A platform used to help build and deploy software, TeamCity, can be trivially taken over by a remote and unauthenticated attacker – and all on-premises versions of the CI/CD server are exposed, provider JetBrains warned on Monday after facing pressure to disclose the critical bug.
JetBrains says that TeamCity has “30,000 organisations around the world” using the platform, including Citi, ICBC, HP, Samsung, Ubisoft, and Visa. Approximately 2,000 servers appeared publicly exposed as The Stack published, according to one scan that we could not immediately verify.
JetBrains initially pushed out a controversial silent update that emphasised an updated version of the software included “important security fixes” but did not disclose their severity nor CVEs; a move that means customers cannot adequately prioritise how urgently they should patch.
The dangerous pre-authentication, remote code execution (pre-auth RCE) vulnerability has been allocated CVE-2024-27198 with a CVSS 9.8 rating.

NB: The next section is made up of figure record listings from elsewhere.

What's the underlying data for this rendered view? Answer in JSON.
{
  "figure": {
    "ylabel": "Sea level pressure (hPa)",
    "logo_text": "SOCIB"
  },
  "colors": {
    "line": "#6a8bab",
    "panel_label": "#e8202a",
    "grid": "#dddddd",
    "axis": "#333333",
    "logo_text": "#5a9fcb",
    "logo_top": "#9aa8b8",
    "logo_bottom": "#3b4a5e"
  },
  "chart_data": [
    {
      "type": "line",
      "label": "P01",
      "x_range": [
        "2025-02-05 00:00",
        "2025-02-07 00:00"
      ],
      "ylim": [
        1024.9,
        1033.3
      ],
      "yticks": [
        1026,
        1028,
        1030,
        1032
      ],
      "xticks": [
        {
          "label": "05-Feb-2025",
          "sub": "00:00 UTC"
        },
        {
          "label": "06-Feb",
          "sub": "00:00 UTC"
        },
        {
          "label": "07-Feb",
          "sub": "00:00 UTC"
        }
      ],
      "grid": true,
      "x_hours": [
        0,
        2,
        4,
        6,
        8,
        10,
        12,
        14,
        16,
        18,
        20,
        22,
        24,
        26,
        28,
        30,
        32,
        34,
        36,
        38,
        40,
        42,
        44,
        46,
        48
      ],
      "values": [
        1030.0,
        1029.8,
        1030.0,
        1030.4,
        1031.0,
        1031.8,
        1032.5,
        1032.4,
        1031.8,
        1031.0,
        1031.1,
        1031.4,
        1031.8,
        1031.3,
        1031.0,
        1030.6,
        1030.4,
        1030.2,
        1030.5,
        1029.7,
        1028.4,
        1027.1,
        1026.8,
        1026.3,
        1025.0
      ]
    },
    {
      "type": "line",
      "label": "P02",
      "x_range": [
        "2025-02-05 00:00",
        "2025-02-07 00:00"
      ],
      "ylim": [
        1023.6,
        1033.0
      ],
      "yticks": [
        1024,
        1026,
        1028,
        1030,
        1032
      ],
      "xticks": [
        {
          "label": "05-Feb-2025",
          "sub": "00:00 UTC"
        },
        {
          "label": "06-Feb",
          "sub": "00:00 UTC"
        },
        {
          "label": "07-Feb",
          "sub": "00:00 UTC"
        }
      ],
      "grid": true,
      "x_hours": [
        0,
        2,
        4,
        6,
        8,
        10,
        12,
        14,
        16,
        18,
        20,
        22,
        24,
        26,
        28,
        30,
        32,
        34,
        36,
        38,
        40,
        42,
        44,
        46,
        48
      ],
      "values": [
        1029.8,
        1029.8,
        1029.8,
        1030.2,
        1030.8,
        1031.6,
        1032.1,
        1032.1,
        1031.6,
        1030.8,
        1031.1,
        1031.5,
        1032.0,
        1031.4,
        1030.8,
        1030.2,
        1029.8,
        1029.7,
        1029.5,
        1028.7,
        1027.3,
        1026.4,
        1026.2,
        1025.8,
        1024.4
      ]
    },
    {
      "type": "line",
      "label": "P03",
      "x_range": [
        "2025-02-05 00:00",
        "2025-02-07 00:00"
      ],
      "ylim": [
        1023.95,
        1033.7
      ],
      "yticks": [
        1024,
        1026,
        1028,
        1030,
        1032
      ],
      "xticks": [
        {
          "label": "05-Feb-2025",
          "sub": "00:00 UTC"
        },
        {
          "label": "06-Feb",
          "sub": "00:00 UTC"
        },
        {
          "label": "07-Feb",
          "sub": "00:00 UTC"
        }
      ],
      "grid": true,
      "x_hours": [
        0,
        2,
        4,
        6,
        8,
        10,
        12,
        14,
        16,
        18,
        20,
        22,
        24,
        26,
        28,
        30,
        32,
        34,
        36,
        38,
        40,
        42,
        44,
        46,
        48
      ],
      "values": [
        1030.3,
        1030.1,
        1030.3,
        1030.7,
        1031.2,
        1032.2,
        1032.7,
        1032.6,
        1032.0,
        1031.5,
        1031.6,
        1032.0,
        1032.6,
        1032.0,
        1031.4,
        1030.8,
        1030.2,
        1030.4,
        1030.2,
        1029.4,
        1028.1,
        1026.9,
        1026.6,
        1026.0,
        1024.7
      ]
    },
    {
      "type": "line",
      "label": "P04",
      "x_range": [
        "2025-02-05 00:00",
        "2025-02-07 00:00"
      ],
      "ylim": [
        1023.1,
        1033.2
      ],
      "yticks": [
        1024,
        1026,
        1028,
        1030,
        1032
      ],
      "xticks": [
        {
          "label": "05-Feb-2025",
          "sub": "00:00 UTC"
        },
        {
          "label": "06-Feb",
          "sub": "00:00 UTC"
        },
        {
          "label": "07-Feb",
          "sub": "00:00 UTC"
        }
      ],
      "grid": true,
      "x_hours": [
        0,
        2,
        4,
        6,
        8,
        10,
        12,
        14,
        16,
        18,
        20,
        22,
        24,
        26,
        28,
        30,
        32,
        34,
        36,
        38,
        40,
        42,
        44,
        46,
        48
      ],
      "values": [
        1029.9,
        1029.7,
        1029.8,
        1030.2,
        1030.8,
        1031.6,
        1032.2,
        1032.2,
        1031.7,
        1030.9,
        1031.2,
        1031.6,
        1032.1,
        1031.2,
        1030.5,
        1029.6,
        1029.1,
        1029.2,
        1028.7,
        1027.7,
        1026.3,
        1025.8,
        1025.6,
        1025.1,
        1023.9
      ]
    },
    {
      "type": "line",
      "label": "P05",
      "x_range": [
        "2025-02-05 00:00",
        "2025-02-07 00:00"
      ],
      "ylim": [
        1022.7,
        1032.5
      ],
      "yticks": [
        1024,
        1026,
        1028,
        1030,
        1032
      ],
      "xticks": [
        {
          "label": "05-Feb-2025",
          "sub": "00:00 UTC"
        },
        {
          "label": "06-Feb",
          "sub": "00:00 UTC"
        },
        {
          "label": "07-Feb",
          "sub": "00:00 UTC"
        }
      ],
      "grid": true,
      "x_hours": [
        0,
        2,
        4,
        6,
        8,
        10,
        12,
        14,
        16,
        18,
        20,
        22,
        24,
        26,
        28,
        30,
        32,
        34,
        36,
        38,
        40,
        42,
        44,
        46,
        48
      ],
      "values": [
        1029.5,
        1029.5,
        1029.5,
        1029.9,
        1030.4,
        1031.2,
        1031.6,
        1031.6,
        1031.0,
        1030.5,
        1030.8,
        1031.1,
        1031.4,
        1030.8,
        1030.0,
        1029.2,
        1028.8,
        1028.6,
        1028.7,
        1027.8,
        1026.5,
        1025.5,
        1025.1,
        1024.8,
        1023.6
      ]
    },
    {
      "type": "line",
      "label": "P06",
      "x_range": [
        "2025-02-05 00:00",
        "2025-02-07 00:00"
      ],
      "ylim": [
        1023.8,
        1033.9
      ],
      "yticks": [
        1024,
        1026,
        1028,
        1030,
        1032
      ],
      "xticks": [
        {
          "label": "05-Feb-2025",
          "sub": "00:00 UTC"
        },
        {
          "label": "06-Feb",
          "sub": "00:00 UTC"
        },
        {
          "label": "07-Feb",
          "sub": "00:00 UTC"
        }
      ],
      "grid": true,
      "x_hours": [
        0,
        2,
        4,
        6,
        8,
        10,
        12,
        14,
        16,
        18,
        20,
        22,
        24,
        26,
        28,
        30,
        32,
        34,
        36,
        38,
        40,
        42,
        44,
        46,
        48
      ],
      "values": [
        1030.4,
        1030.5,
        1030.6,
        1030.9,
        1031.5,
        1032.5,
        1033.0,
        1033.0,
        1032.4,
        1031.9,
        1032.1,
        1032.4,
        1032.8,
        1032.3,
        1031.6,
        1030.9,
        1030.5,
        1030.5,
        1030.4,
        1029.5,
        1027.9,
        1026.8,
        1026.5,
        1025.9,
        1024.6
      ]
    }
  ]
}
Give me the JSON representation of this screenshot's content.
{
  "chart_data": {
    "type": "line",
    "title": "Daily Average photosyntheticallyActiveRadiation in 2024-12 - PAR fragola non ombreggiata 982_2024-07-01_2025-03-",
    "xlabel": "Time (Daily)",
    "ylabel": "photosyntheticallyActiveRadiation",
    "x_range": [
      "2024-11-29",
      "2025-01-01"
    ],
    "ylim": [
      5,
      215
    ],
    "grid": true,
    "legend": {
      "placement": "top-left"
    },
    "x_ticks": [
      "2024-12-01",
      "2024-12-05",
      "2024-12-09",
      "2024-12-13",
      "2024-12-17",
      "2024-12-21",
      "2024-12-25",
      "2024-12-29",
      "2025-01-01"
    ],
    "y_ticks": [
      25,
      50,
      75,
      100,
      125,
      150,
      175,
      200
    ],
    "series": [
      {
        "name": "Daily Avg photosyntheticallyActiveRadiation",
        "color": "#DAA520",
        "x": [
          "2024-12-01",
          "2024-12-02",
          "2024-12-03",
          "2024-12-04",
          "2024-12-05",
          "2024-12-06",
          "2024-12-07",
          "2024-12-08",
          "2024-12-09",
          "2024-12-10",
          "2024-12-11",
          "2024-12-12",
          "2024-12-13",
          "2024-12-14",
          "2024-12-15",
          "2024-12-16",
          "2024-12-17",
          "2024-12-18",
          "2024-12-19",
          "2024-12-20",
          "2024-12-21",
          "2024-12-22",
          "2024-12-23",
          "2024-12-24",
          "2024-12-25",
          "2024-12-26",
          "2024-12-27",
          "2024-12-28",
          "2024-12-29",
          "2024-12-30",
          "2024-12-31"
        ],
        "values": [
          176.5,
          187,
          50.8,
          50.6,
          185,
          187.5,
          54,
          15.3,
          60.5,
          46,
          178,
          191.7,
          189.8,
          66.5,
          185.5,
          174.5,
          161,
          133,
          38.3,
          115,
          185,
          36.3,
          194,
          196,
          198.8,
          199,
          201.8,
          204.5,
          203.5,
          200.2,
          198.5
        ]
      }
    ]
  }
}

TeamCity customers should urgently upgrade to version 2023.11.4.
No attacks have yet been reported in the wild but are likely to follow shortly given the vulnerability’s severity and the extent to which the platform represents a compelling target for those with bad intentions.
JetBrains’ guidance is here.
Cybersecurity company Rapid7, whose Principle Security Researcher Stephen Fewer identified and disclosed the vulnerability, warned on March 4: “Compromising a TeamCity server allows an attacker full control over all TeamCity projects, builds, agents and artifacts, and as such is a suitable vector to position an attacker to perform a supply chain attack”
Privately held multinational JetBrains, which boasts over three million customers, complained in a March 4 advisory that “Rapid7 (the reporter of the vulnerabilities) is strictly adhering to its vulnerability disclosure policy, which means their team will publish the full technical details of these vulnerabilities within 24 hours of this announcement. It is, therefore, imperative you upgrade or patch your server immediately.”
Rapid7’s analysis of the TeamCity vulnerability is here. (It also disclosed another, less severe authentication bypass vulnerability, CVE-2024-27199.)
A timeline of the vulnerability disclosure published by Rapid7 showed that JetBrains had requested on February 21 that it be left to release patches “privately” and was given a firm “no” (for these reasons, among others) so it had time to coordinate disclosure should it have chosen to do so.
It appears to have attempted to push a “silent patch” late Sunday/early Monday regardless. Rapid7 promptly wrote to the company “expressing concern that a patch was released without notifying or coordinating with our team, and without publishing advisories for the security issues.”
Rapid7 has now published a detailed technical analysis.